「お客さんに飢えています。」路上に並べられたマネキンのメッセージ 【PR研究所035】
カナダはトロントQueen St. Westの路上に、大量のマネキンが並べられました。「お客さんに飢えています」「デリバリー担当にさせられました」など、マネキンはメッセージを訴えます。
これは、コロナの影響で客足が少なくなっている中小規模のお店が、復興のために行ったキャンペーンです。
(メッセージとともに哀愁漂うマネキン。Ads of the worldより)
大きなお店や大企業は、コロナ禍でもそれなりに生き残る手段があるかもしれません。しかし、小さなお店には手段を選ぶことすらできない状態のお店も多いことが現状です。
限られた手段の中でできた、一つのクリエイティブなPRです。
PR edgeによると「食べ物を恵んでください。私の分は BIG BOX(大企業)に食べ尽くされてしまいました」というメッセージもあったそう。
ブラックなおもしろさを含んだキャンペーンです。路上に並べられたマネキンたちが語る悲しいメッセージの数々は、SNSで話題になりました。

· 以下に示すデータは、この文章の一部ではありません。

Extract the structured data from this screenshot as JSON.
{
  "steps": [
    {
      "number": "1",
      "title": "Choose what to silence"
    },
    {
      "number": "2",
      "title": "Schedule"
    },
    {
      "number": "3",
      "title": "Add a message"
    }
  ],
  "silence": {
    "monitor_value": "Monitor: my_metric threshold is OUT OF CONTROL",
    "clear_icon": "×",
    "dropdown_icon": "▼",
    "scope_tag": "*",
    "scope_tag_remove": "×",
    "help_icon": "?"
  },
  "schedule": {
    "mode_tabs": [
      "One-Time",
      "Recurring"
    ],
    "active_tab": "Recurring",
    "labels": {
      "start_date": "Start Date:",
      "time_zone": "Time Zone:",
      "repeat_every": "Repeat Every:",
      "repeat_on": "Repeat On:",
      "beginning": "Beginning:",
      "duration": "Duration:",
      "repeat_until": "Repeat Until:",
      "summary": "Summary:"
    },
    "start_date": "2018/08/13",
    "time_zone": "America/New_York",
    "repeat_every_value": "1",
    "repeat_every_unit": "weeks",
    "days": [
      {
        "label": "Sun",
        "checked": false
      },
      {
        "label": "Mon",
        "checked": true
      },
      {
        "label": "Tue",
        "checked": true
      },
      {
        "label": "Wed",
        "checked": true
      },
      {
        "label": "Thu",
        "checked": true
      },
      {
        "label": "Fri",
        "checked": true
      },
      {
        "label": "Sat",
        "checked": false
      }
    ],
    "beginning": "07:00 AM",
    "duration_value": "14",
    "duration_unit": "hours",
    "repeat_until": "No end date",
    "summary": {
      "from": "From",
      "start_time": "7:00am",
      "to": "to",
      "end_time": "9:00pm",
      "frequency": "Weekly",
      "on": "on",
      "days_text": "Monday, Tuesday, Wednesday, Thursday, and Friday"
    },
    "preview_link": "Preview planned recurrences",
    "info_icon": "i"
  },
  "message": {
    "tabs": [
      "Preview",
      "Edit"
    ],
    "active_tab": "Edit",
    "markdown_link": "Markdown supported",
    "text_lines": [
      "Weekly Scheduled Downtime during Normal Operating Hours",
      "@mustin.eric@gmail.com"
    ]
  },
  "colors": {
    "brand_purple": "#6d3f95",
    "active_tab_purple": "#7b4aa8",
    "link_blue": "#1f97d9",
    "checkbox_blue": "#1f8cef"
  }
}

またカナダのメディアにも多く取り上げられ、トロントでは波紋を呼びました。
PRの事例として特に注目すべきは2点あります。
1つ目は、いい意味で「映える」という点です。道にたくさん並んだマネキンは、写真を撮った際にインパクトが大きいです。以前、道に転がるテディベアでも取り上げたように、メディアとの相性がよく考えられています。
2つ目は、ド直球に発信者のメッセージが伝わる点です。ブラックな面白さを含めつつ、コロナの影響でいかに苦しい状態か、ド直球に伝わってきます。一つの明確なメッセージを伝えたい場合、ド直球にPRを組み立てるのが1番効果的なのかもしれません。